Furthermore, taking the ratio of two adjacent expected rate ratios for a fixed age group i yields:

$$ {\frac{{{\text{E(R}}_{i,j + 1,k + 1} ) / {\text{E(R}}_{ijk} )}}{{{\text{E(R}}_{ijk} ) / {\text{E(R}}_{i,j - 1,k - 1} )}}} = \exp [(\delta_{j + 1}^{p} - 2\delta_{j}^{p} + \delta_{j - 1}^{p} )+ (\delta_{k + 1}^{c} - 2\delta_{k}^{c} + \delta_{k - 1}^{c} )], $$

(8)

where the exponent in (8) is the sum of two second-order differences, one involving only period deviations and the other involving only cohort deviations. The constant-curvature model holds these second-order differences constant in j and k, respectively. Hence, the ratio of adjacent rate ratios in (8) reduces to a constant, which we call the constant curvature index (CCI).

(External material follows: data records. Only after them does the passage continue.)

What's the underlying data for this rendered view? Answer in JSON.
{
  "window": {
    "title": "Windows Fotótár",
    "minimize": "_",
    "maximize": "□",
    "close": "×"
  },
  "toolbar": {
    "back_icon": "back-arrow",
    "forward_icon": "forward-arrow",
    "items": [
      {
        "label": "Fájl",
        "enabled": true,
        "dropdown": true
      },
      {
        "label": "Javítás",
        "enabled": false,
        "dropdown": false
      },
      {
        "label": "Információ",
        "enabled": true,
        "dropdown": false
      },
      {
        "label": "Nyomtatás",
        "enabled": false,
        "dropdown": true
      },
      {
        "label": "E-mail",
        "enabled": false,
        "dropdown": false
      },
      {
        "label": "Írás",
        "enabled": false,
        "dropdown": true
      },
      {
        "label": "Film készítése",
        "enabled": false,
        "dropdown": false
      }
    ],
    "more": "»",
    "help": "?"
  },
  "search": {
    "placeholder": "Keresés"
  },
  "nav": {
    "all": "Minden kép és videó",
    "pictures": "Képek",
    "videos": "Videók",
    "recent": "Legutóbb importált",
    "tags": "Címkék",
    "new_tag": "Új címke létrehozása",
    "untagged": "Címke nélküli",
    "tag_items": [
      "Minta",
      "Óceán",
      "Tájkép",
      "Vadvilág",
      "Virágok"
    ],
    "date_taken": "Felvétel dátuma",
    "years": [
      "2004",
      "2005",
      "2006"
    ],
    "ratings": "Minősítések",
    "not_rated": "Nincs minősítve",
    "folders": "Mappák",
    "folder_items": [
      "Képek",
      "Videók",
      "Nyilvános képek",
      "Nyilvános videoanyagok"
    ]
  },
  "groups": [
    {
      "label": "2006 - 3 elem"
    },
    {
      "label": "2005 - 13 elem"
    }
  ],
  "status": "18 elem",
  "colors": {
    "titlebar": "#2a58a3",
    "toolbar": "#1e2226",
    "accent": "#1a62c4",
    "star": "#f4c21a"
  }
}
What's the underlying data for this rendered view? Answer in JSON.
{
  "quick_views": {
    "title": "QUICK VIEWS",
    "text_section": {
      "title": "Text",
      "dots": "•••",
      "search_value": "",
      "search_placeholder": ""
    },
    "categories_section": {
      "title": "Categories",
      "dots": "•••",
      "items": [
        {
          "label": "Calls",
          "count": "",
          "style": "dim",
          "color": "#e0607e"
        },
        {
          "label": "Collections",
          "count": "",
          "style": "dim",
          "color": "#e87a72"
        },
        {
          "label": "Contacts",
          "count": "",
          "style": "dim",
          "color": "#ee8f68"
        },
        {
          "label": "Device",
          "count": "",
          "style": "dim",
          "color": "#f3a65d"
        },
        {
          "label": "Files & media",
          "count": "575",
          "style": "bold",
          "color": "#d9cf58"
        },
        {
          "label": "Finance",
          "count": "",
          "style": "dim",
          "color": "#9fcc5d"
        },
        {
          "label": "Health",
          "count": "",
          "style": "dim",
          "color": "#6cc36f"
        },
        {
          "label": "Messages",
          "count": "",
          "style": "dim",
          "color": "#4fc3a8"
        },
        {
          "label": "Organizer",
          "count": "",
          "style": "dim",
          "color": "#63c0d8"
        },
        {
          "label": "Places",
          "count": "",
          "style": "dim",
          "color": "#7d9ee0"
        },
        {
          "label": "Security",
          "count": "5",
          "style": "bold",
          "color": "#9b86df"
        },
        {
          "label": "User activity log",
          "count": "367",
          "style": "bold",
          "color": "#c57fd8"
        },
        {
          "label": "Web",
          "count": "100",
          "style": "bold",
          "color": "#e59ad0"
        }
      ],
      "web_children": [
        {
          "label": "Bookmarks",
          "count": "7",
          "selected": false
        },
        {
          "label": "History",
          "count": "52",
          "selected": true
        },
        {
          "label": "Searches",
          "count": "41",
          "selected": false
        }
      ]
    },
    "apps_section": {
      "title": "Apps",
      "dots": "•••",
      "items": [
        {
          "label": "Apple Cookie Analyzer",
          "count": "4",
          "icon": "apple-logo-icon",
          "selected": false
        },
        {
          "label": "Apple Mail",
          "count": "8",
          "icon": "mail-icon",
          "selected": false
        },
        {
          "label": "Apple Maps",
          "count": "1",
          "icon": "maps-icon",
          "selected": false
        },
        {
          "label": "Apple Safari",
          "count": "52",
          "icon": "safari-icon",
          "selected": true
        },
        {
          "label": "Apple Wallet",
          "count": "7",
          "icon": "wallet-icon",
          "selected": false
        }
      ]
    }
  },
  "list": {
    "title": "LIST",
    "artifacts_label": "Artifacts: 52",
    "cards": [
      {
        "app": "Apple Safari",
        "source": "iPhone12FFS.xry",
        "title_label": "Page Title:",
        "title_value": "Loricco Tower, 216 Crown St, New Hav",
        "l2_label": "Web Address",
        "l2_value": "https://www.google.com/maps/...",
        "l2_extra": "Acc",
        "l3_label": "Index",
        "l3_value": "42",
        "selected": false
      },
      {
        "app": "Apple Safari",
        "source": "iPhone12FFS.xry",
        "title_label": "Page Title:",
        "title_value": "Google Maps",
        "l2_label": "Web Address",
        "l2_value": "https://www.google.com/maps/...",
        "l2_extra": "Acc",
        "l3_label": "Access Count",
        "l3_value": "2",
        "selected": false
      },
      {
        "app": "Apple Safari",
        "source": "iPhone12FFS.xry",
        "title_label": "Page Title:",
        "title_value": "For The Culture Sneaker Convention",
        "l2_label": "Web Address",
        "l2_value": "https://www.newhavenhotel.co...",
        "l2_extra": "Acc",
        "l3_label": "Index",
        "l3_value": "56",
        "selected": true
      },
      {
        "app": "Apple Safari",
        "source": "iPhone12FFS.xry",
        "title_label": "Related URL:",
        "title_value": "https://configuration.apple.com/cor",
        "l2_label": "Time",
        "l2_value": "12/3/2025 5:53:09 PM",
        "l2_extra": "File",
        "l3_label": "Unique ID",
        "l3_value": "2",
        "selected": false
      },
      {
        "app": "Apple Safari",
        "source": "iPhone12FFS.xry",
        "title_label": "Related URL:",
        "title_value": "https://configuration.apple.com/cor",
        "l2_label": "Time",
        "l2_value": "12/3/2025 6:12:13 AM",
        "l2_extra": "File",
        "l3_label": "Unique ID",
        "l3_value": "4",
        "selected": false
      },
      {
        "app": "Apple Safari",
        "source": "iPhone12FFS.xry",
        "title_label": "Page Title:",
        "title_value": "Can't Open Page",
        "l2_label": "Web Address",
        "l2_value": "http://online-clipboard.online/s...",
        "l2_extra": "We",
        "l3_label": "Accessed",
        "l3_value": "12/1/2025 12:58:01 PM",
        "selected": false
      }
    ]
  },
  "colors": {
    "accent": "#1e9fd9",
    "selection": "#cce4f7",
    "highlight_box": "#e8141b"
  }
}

In this case, we write \( \delta_{j + 1}^{p} - 2\delta_{j}^{p} + \delta_{j - 1}^{p} \equiv \Updelta^{p} \) for j = 2,…,N^p − 1 and \( \delta_{k + 1}^{c} - 2\delta_{k}^{c} + \delta_{k - 1}^{c} \equiv \Updelta^{c} \) for k = 2,…,N^c − 1, and we express the CCI in terms of the constants Δ^p and Δ^c:

$$ {\frac{{{\text{E(R}}_{i,j + 1,k + 1} ) / {\text{E(R}}_{ijk} )}}{{{\text{E(R}}_{ijk} ) / {\text{E(R}}_{i,j - 1,k - 1} )}}} = \exp (\Updelta^{\text{p}} + \Updelta^{\text{c}} ) = {\text{CCI}} . $$

(9)

Thus, the constant curvature index can be written as the product CCI = CCI^p · CCI^c, where the period component is CCI^p = exp(Δ^p) and the cohort component is CCI^c = exp(Δ^c). Unlike the AAPC, the CCI retains the 5-year time unit of analysis.